Microstructure, shape memory effect and mechanical properties of rapidly solidified Co-Ni-Al magnetic shape memory alloys

The present work proposed a rapid solidification process based on suction casting method to fabricate bulk Co-Ni-Al alloys. The main purpose is to seek a balance between functional characteristics (pseudoelasticity and shape memory effect) and mechanical properties (strength and ductility) in this system. The results revealed that two grain refinement transitions occurred in the quenched alloys with the variation of the cooling rate. Under the cooling rate of about 24-50 K/s, rapidly solidified Co-Ni-Al alloys exhibited the divorced β + γ eutectic structure.
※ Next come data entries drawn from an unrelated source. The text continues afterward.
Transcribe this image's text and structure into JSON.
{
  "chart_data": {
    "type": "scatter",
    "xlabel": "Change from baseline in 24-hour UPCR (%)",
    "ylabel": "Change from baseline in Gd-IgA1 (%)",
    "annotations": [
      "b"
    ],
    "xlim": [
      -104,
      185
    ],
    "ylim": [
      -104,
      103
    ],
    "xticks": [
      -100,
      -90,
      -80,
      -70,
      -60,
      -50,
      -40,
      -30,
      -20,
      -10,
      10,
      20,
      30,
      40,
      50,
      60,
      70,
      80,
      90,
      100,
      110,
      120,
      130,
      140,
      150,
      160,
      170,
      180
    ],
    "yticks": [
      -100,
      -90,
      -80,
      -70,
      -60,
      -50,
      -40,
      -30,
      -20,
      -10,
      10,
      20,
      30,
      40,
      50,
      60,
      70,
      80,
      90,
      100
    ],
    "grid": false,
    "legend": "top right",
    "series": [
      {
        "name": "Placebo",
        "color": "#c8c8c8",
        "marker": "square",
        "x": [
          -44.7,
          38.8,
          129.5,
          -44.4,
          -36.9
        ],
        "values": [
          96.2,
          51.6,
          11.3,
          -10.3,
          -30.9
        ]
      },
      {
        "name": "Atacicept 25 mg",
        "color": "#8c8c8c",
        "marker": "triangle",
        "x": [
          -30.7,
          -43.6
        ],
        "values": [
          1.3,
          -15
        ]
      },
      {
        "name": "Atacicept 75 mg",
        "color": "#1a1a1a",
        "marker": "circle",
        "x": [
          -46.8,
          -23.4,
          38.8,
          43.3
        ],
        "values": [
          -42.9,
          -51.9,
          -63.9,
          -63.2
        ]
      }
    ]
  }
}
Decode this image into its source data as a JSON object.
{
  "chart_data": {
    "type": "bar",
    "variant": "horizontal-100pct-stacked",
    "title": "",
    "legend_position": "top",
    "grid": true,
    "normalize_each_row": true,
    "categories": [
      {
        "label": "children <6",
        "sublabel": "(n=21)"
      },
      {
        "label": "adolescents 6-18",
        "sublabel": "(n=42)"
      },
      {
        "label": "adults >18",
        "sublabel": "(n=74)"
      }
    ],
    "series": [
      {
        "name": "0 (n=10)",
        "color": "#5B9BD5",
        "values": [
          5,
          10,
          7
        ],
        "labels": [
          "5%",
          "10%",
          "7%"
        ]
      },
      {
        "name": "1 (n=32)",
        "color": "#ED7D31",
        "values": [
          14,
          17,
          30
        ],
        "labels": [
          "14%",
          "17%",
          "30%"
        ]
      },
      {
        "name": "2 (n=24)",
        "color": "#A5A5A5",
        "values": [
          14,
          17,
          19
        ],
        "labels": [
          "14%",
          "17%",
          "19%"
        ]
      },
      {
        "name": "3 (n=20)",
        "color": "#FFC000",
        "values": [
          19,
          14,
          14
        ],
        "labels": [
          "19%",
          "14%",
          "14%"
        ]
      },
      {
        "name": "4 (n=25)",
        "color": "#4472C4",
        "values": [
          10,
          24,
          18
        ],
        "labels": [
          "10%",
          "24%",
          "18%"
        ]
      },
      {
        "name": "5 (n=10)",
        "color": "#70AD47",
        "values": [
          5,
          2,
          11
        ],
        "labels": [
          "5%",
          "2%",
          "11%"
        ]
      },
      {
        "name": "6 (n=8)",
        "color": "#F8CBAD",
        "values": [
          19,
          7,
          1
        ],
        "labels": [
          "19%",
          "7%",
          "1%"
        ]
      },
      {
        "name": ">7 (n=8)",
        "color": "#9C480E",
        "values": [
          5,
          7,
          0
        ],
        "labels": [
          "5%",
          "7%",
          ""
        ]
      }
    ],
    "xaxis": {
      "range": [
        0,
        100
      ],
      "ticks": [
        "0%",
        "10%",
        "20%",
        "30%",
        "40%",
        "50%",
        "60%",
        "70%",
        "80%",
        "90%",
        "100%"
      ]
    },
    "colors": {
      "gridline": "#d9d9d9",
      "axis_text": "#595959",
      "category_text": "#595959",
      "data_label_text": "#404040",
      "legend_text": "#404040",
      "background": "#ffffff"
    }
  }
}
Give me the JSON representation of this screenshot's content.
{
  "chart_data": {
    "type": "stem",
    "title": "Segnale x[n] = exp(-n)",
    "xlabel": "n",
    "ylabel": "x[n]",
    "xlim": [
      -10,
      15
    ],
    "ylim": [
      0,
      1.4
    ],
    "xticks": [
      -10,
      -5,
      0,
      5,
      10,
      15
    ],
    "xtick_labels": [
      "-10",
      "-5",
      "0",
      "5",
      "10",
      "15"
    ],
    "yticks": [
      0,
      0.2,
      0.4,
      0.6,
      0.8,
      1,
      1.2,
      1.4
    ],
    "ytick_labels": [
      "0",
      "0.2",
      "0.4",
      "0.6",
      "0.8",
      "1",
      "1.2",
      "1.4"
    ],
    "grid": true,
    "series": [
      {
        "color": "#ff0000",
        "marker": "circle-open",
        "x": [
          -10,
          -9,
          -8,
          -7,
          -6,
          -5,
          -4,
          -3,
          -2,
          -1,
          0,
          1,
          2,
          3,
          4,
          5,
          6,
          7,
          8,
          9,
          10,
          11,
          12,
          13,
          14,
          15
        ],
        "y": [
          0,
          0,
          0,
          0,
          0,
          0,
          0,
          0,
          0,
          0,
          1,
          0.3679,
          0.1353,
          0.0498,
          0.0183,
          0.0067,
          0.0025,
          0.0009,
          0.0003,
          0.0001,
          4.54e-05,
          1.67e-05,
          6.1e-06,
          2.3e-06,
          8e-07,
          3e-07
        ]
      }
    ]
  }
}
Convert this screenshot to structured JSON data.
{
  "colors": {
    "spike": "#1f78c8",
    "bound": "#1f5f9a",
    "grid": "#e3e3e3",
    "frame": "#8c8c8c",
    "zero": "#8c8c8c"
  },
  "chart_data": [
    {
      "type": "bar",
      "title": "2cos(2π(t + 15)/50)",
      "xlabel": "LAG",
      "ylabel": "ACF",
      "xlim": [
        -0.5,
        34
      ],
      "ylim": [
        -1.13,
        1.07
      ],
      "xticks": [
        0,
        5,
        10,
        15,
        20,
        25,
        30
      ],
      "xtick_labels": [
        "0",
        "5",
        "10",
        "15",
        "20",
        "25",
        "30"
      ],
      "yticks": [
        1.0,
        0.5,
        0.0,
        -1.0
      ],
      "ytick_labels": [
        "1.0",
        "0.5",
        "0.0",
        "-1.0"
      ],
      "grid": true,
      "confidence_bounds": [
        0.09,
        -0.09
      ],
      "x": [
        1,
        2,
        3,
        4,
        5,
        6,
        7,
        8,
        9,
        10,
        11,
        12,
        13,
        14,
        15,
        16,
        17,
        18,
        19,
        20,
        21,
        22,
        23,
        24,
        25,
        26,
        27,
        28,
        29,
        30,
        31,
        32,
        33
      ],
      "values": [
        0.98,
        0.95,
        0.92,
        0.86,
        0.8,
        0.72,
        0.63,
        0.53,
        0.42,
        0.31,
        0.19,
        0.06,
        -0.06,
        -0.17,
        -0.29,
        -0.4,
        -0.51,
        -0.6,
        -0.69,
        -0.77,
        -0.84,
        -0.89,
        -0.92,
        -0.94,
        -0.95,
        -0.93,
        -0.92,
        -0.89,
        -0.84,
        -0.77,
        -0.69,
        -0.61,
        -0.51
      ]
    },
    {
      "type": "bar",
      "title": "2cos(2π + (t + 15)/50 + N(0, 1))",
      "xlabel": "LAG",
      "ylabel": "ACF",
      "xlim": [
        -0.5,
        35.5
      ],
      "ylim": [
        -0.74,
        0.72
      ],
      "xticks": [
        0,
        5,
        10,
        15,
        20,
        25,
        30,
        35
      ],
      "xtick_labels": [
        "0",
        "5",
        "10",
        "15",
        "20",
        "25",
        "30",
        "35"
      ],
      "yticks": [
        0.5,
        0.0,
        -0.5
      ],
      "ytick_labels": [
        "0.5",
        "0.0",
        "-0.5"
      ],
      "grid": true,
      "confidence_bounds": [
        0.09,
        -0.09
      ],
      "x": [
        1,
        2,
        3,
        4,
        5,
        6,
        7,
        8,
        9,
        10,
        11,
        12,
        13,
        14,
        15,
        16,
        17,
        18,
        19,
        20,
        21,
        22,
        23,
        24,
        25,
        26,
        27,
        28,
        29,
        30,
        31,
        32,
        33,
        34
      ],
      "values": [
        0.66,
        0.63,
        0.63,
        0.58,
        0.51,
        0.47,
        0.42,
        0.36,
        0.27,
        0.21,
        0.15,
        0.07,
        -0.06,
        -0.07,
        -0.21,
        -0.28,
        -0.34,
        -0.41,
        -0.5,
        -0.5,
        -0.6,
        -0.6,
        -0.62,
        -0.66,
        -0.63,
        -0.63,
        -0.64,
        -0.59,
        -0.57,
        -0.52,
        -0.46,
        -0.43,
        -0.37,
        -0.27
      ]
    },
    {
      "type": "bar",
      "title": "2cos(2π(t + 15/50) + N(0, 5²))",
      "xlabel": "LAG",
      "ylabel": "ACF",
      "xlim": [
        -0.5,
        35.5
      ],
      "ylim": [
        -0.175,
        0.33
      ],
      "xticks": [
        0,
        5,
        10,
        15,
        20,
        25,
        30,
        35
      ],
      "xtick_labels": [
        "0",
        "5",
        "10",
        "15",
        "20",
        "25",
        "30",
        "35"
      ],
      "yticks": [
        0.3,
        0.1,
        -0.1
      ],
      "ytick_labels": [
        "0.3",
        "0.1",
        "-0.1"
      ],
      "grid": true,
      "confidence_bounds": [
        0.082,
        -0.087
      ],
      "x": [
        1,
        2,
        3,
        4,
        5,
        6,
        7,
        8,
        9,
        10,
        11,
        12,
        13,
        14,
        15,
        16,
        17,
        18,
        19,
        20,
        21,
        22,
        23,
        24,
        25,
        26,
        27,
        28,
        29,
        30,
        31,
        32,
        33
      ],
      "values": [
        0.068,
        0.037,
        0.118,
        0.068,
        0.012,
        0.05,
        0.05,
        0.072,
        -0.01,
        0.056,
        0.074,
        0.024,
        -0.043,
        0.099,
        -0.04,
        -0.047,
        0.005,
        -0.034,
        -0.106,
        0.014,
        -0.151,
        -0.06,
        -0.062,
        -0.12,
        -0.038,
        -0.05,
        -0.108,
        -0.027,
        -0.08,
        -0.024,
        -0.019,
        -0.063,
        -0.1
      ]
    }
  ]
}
It is confirmed by magnetic force microscopy observation that the γ phase surrounded by the β grains showed a strong stripe-like magnetic contrast whereas the intracrystalline β phase possessed weak magnetic anisotropy. The divorced eutectic structure weakened the hindrance of the γ phase to the reversible motion of martensitic variants of the matrix, and thus offered good shape memory recovery and pseudoelasticity. At the same time, the ductility was significantly improved owing to the presence of the γ phase distributed at the grain boundaries. It is believed that the rapidly solidified Co-Ni-Al alloys are promising smart materials for practical application.